As living expenses increase, more people, especially parents, are forced to work harder to sustain their household’s needs. Some would put in more hours to get overtime pay, or even devote their weekends to work because their financial obligations just seem to add up endlessly.
If you are a parent about to send your child to high school or college, you can surely relate. You are lucky if you have a high-paying and stable job at a well-known company, but during your kid’s teenage years, your income won’t be the most important for them, believe it or not. Rather, it’s your guidance and involvement in their education.
Despite a teen’s natural detachment from their parents, your availability still matters to them when it comes to their studies. You can enroll them in a school with the best IB programme to ensure their success, but without your presence, they might not feel as motivated to study hard.
That said, working parents often feel conflicted in dividing their time. When they are too tired working, they may lash out at their kids or simply shut themselves out to have some me-time and rest. If you are also guilty of having observed those behaviours at least one, know that you are not alone; other parents are also struggling, and they regret not being as involved with their kids as possible.
That said, here are the challenges working parents face in monitoring their kids’ education, and how they can mitigate them:
1. Being Involved
We’ve already established that being involved is difficult, but this challenge is experienced differently by different parents. Some would make up for their lost involvement by participating in their children’s extracurricular activities, while some would hire tutors to help the kids with their homework. But there are also some who would sadly resort to pressure.
These types of parents emphasize achievements over well-being, constantly pressuring their kids to get straight A’s or win every competition. Such upbringing tends to be common in affluent families, in which both parents are running a family business.
But focusing on achievements and disregarding a child’s non-academic talents and skills only diminishes their motivation. According to a study, children who saw their parents as putting more emphasis on achievements rather than kindness to others are more likely to experience poor mental health, low self-esteem, behavioural problems, learning problems, lower grades, and criticism for their parents.
Therefore, if your child seems to only perform worse after being reprimanded for an imperfect score, try to pause and assess what’s really hurting their performance.

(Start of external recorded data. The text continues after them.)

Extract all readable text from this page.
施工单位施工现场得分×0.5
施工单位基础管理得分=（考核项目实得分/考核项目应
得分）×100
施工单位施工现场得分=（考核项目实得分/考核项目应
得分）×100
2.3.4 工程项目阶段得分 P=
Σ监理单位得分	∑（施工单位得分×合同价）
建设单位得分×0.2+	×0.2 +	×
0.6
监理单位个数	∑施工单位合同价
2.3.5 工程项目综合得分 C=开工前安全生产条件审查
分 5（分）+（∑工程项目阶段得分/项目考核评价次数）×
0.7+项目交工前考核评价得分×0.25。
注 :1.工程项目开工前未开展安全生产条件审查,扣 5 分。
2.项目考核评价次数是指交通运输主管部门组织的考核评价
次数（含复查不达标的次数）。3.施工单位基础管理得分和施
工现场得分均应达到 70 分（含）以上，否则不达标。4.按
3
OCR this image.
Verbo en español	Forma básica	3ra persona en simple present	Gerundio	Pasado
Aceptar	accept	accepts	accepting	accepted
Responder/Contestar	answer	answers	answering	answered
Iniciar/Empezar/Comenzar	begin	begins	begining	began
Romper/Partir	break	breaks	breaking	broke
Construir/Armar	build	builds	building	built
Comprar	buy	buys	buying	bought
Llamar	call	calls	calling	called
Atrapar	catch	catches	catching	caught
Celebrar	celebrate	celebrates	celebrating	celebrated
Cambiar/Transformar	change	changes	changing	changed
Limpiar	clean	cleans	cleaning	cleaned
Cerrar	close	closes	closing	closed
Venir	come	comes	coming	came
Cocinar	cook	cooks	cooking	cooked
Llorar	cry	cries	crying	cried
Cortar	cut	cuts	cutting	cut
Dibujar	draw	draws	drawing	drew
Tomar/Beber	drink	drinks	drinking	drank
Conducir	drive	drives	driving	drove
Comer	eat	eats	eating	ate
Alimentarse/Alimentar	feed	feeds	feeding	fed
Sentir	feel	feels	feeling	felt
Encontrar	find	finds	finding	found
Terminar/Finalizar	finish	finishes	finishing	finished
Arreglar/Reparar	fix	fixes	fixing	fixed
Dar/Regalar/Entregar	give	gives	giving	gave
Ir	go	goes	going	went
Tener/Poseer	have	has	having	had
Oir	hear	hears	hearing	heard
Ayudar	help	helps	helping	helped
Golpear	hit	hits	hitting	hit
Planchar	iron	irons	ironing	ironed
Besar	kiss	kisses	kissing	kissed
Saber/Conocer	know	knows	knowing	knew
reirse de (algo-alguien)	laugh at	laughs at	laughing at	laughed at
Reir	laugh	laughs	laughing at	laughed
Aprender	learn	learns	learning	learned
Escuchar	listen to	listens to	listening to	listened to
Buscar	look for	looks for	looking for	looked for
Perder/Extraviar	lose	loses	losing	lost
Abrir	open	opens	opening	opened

Think back to the other times you’ve heavily criticized them; did you only comment on their lows and ignored their highs? If such was the case, try to compliment them on a great performance next time without comparing it to their less-successful days. You’ll be surprised by how much it would empower and motivate them.
2. Communicating Well
Some working parents, especially those of children with special needs, jeopardize what could’ve been a close relationship with their kids because of their lack of effort. Though we can’t entirely blame them, what with the demands of work and such, it’s still their obligation to support their children and be available for them.
The truth is that, no matter how busy you are, there no such thing as “not enough time.” Giving an hour of your evenings for your children already makes a big difference. And if you have a special needs child, research is key to communicating with them easier. Use your free time to educate yourself about their condition, and you’d barely struggle to communicate with them effectively.
Healthy communication between you and your children enables you to tell when they need you. It will hone your instincts so that when your child is having some problems, you’d immediately trace it even if they didn’t talk to you directly about it.
3. Being Consistent
Parents who resort to pressure usually have issues in staying consistent. One day they’d act doting and encouraging, then become overly-critical and hard to please the next day. If you admit to having this tendency, you might think it’s working in developing your child, but chances are it’s actually bearing the opposite effect.
When you obsess over your children’s achievements, you set the stage for stress, anxiety, low-esteem, and other emotional and mental problems. And such burdens on a child, which can affect those as young as six-graders, aren’t something to be underestimated. They can carry the baggage in their adulthood, causing them to become underachievers.
Therefore, shift your strict methods into an encouraging, uplifting, and empowering parenting style. No matter how busy you are, if you give your child a pat on the shoulder for a job well done, they will return that praise with more amazing results. But more importantly, they will grow up happy and confident.